NEW YORK – Donald Forst, a veteran newsman who led New York Newsday and the Village Voice as they won Pulitzer Prizes and also worked at more than a dozen other newspapers, has died at age 81.

He died at St. Peter’s Hospital in Albany of complications of colon cancer, Forst’s companion, Val Haynes, said. on Saturday

Forst’s journalism career started in the mid-1950s and included stints as cultural editor of The New York Times, assistant city editor of the New York Post and editor in chief of the Boston Herald. He also worked at the Los Angeles Herald Examiner, the Houston Press and Boston Magazine.

Forst was best known for the decade he spent as editor in chief at New York Newsday, where he nurtured reporters and columnists such as Jim Dwyer and Gail Collins before the paper folded in 1995.

Dwyer, who won a Pulitzer for commentary at New York Newsday in 1995, said that he and many others were “mentored, nurtured, prodded, tormented by Don into writing lively, accurate stories.”

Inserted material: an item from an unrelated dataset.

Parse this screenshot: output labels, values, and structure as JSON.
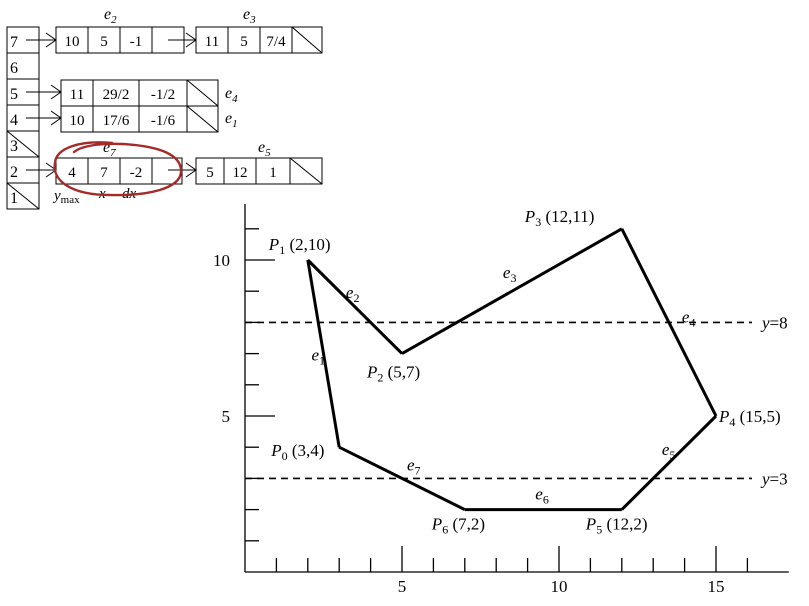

Newsday’s other Pulitzer under Forst’s leadership was for coverage of a 1991 subway derailment that killed five rail passengers.

After New York Newsday folded in 1995, Forst surprised many by taking a job as edito-in-chief of the Voice, the alternative weekly then struggling for an identity. The Voice won a Pulitzer for international reporting for a series on AIDS in Africa in 2000.

Forst left the Voice in 2005, but Haynes said he continued to get up every morning and design a front page for a year and a half after that for his own enjoyment.

“He lived for newspapers and he lamented the death of the print newspaper,” she said.

Forst spent the last seven years teaching journalism at the University at Albany, where he inspired a new generation of reporters.

“We will greatly miss his intellect, wit, and kindness,” said Nancy Roberts, director of the university’s journalism program.

Forst is survived by his wife, Starr Ockenga. He was formerly married to food writer Gael Greene.